Do you have any specific comments on the draft NHMRC Statement on PFAS in drinking water?
Page 1 of the Draft NHMRC Statement quantifies PFAS in commercial and industry products, yet little is known about their fate - they go somewhere. While the Statement poorly addresses a symptom of PFAS use and distribution, the sheer pervasive nature of PFAS in consumer products is unchecked with legacy contamination of long chain PFAS totally mismanaged by the Australian Government and relevant agencies. The guideline values are calculated using a threshold approach. However, when considering international PFAS state of knowledge based on non-conflicted independent research and Australia’s lack of PFAS scientific and health evidence, the NHMRC cannot say the proposed guidelines values are not expected to result in any significant risk to health over a lifetime of consumption. The Australian Government’s communication messaging around PFAS health risks is misleading and dangerously outdated. Is the NHMRC aware of an online 2022 medical journal that slammed NHMRC for their confusing PFAS health messaging while praising other countries for their proactive advice and interventions to reduce PFAS exposures.

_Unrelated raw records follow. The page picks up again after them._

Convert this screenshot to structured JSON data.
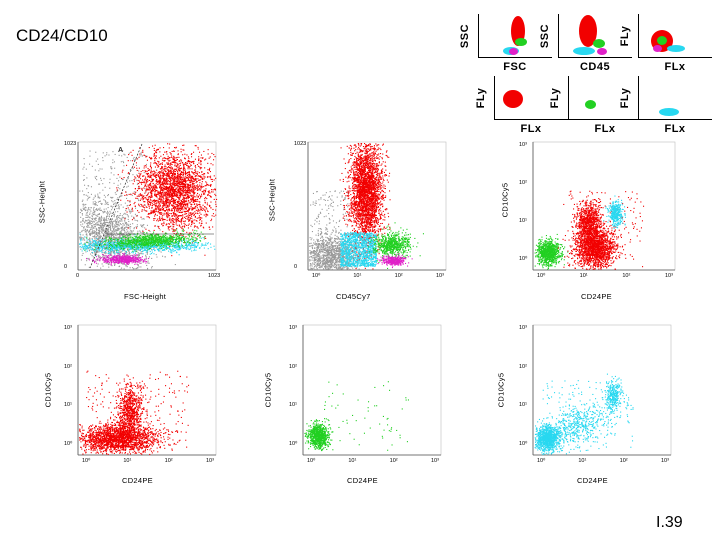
{
  "slide": {
    "title": "CD24/CD10",
    "page": "I.39"
  },
  "colors": {
    "red": "#f20000",
    "green": "#22d022",
    "cyan": "#28d8f0",
    "magenta": "#e020c8",
    "gray": "#9a9a9a"
  },
  "thumbnails": [
    {
      "ylabel": "SSC",
      "xlabel": "FSC"
    },
    {
      "ylabel": "SSC",
      "xlabel": "CD45"
    },
    {
      "ylabel": "FLy",
      "xlabel": "FLx"
    },
    {
      "ylabel": "FLy",
      "xlabel": "FLx"
    },
    {
      "ylabel": "FLy",
      "xlabel": "FLx"
    },
    {
      "ylabel": "FLy",
      "xlabel": "FLx"
    }
  ],
  "chart_data": [
    {
      "type": "scatter",
      "xlabel": "FSC-Height",
      "ylabel": "SSC-Height",
      "xticks": [
        "0",
        "1023"
      ],
      "yticks": [
        "0",
        "1023"
      ],
      "gate_label": "A",
      "populations": [
        "gray",
        "red",
        "green",
        "cyan",
        "magenta"
      ]
    },
    {
      "type": "scatter",
      "xlabel": "CD45Cy7",
      "ylabel": "SSC-Height",
      "xticks": [
        "10⁰",
        "10¹",
        "10²",
        "10³"
      ],
      "yticks": [
        "0",
        "1023"
      ],
      "populations": [
        "gray",
        "red",
        "cyan",
        "green",
        "magenta"
      ]
    },
    {
      "type": "scatter",
      "xlabel": "CD24PE",
      "ylabel": "CD10Cy5",
      "xticks": [
        "10⁰",
        "10¹",
        "10²",
        "10³"
      ],
      "yticks": [
        "10⁰",
        "10¹",
        "10²",
        "10³"
      ],
      "populations": [
        "green",
        "red",
        "cyan"
      ]
    },
    {
      "type": "scatter",
      "xlabel": "CD24PE",
      "ylabel": "CD10Cy5",
      "xticks": [
        "10⁰",
        "10¹",
        "10²",
        "10³"
      ],
      "yticks": [
        "10⁰",
        "10¹",
        "10²",
        "10³"
      ],
      "populations": [
        "red"
      ]
    },
    {
      "type": "scatter",
      "xlabel": "CD24PE",
      "ylabel": "CD10Cy5",
      "xticks": [
        "10⁰",
        "10¹",
        "10²",
        "10³"
      ],
      "yticks": [
        "10⁰",
        "10¹",
        "10²",
        "10³"
      ],
      "populations": [
        "green"
      ]
    },
    {
      "type": "scatter",
      "xlabel": "CD24PE",
      "ylabel": "CD10Cy5",
      "xticks": [
        "10⁰",
        "10¹",
        "10²",
        "10³"
      ],
      "yticks": [
        "10⁰",
        "10¹",
        "10²",
        "10³"
      ],
      "populations": [
        "cyan"
      ]
    }
  ]
}
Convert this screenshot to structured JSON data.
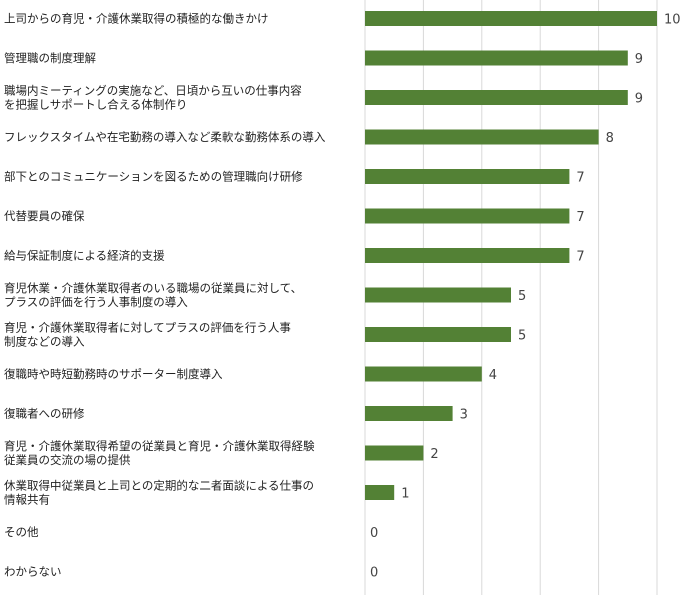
{
  "chart_data": {
    "type": "bar",
    "orientation": "horizontal",
    "title": "",
    "xlabel": "",
    "ylabel": "",
    "xlim": [
      0,
      10
    ],
    "grid": true,
    "bar_color": "#538135",
    "categories": [
      [
        "上司からの育児・介護休業取得の積極的な働きかけ"
      ],
      [
        "管理職の制度理解"
      ],
      [
        "職場内ミーティングの実施など、日頃から互いの仕事内容",
        "を把握しサポートし合える体制作り"
      ],
      [
        "フレックスタイムや在宅勤務の導入など柔軟な勤務体系の導入"
      ],
      [
        "部下とのコミュニケーションを図るための管理職向け研修"
      ],
      [
        "代替要員の確保"
      ],
      [
        "給与保証制度による経済的支援"
      ],
      [
        "育児休業・介護休業取得者のいる職場の従業員に対して、",
        "プラスの評価を行う人事制度の導入"
      ],
      [
        "育児・介護休業取得者に対してプラスの評価を行う人事",
        "制度などの導入"
      ],
      [
        "復職時や時短勤務時のサポーター制度導入"
      ],
      [
        "復職者への研修"
      ],
      [
        "育児・介護休業取得希望の従業員と育児・介護休業取得経験",
        "従業員の交流の場の提供"
      ],
      [
        "休業取得中従業員と上司との定期的な二者面談による仕事の",
        "情報共有"
      ],
      [
        "その他"
      ],
      [
        "わからない"
      ]
    ],
    "values": [
      10,
      9,
      9,
      8,
      7,
      7,
      7,
      5,
      5,
      4,
      3,
      2,
      1,
      0,
      0
    ]
  }
}
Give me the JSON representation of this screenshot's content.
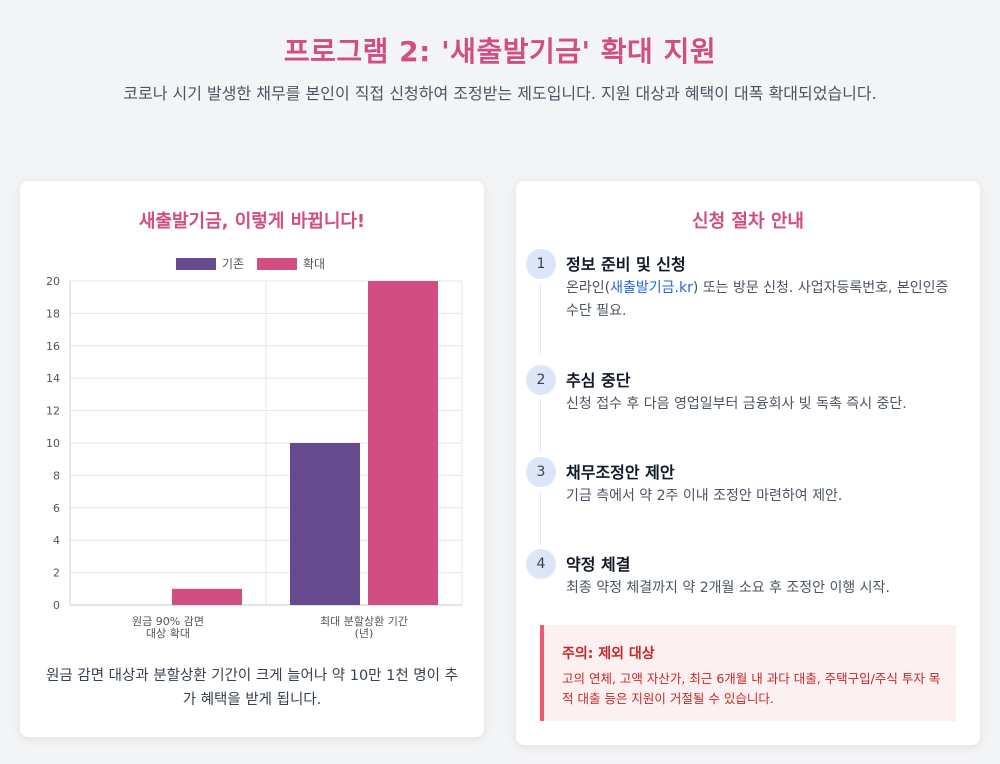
{
  "header": {
    "title": "프로그램 2: '새출발기금' 확대 지원",
    "subtitle": "코로나 시기 발생한 채무를 본인이 직접 신청하여 조정받는 제도입니다. 지원 대상과 혜택이 대폭 확대되었습니다."
  },
  "left_card": {
    "title": "새출발기금, 이렇게 바뀝니다!",
    "note": "원금 감면 대상과 분할상환 기간이 크게 늘어나 약 10만 1천 명이 추가 혜택을 받게 됩니다."
  },
  "chart_data": {
    "type": "bar",
    "categories": [
      [
        "원금 90% 감면",
        "대상 확대"
      ],
      [
        "최대 분할상환 기간",
        "(년)"
      ]
    ],
    "series": [
      {
        "name": "기존",
        "values": [
          0,
          10
        ],
        "color": "#654b8d"
      },
      {
        "name": "확대",
        "values": [
          1,
          20
        ],
        "color": "#d14d82"
      }
    ],
    "ylim": [
      0,
      20
    ],
    "yticks": [
      0,
      2,
      4,
      6,
      8,
      10,
      12,
      14,
      16,
      18,
      20
    ],
    "legend": "top",
    "grid": true
  },
  "right_card": {
    "title": "신청 절차 안내",
    "steps": [
      {
        "num": "1",
        "title": "정보 준비 및 신청",
        "desc_pre": "온라인(",
        "desc_link": "새출발기금.kr",
        "desc_post": ") 또는 방문 신청. 사업자등록번호, 본인인증 수단 필요."
      },
      {
        "num": "2",
        "title": "추심 중단",
        "desc": "신청 접수 후 다음 영업일부터 금융회사 빚 독촉 즉시 중단."
      },
      {
        "num": "3",
        "title": "채무조정안 제안",
        "desc": "기금 측에서 약 2주 이내 조정안 마련하여 제안."
      },
      {
        "num": "4",
        "title": "약정 체결",
        "desc": "최종 약정 체결까지 약 2개월 소요 후 조정안 이행 시작."
      }
    ],
    "warning": {
      "title": "주의: 제외 대상",
      "text": "고의 연체, 고액 자산가, 최근 6개월 내 과다 대출, 주택구입/주식 투자 목적 대출 등은 지원이 거절될 수 있습니다."
    }
  }
}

It is confusing why both the draft PFAS fact sheet and draft NHMRC statement continue the poor health messaging. Official health communications are failing PFAS-contaminated communitieshttps://ehjournal.biomedcentral.com/articles/10.1186/s12940-022-00857-9 For Australia to improve PFAS knowledge gaps more needs to be done around epidemiology studies in the many hotspot communities where the Department of Health can collate relevant health data. This includes upskilling health providers to identify evidence for health outcomes and conducting appropriate voluntary blood testings. More importantly, the PFAS Statement needs to authoritatively provide official proactive approaches for interventions and PFAS education about the risks of PFAS exposure and guide community and medical decisions.